La partita vera si gioca tra chi ha voluto prendere sul serio la sofferenza di Welby e chi, con atteggiamento non scevro da paternalismo, ha ritenuto di potersi sostituire alla sua volontà per “salvarlo”, per incatenarlo a una vita “lucida”, ma insopportabile. Giorgio Israel si chiedeva, sul Foglio del 12 dicembre: “Immaginiamo di incontrare una persona che sta per lanciarsi da un ponte. Lo fermiamo e gli chiediamo il perché del suo gesto e lui ci racconta i tragici eventi che gli hanno tolto ogni ragione di vivere. Sono motivi talmente gravi che ci convinciamo che egli non possa fare altrimenti: lo aiutiamo a scavalcare l’alto parapetto e gli diamo una buona spinta per facilitare il suo gesto. Chi giudicherebbe ragionevole un simile comportamento

Di più: quale persona degna di questo nome si comporterebbe così? Eppure si chiede di fare questo nel caso di un dolore fisico: non aiutare, accompagnare, assistere, e alleviare con tutti i mezzi un inevitabile declino, ma sopprimere”. E invece, diciamo noi, qui si trattava proprio di accompagnare, assistere e alleviare senza sopprimere. Il suicida di Israel può essere salvato: ma può tentare il suo gesto mille altre volte e infine portarlo a compimento.

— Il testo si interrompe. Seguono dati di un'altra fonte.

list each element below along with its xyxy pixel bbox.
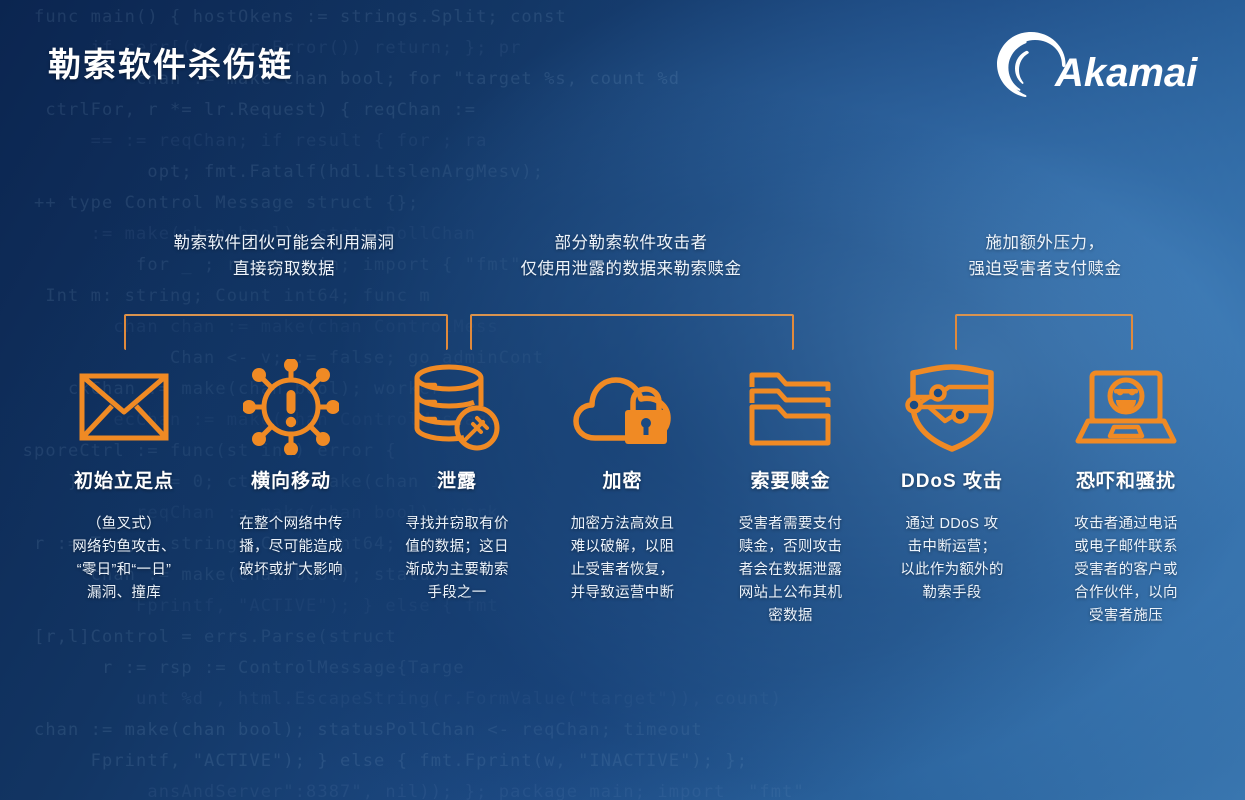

Welby no, non poteva neppure questo. Ed è stato costretto alla vita oltre la propria volontà non da qualche benintenzionato salvatore, ma da macchine che l’avevano reso l’ombra dolente dell’uomo che era. E infine, a ben vedere, quel “parapetto” di cui parla Israel, Welby lo aveva scavalcato da tempo, e giaceva al suolo morente. Si doveva prolungare la sua agonia, che lo avrebbe condotto comunque a morte certa, tra mille dolori, o aiutarlo a spegnersi senza che fosse sopraffatto da una sofferenza inutile? Che, poi, al suicida di Israel la Chiesa riconosca un funerale religioso e a Welby no, ebbene, questa è cosa altra; da far pensare alle parole di Gesù, poco prima della sua morte: “beati quelli che piangono”.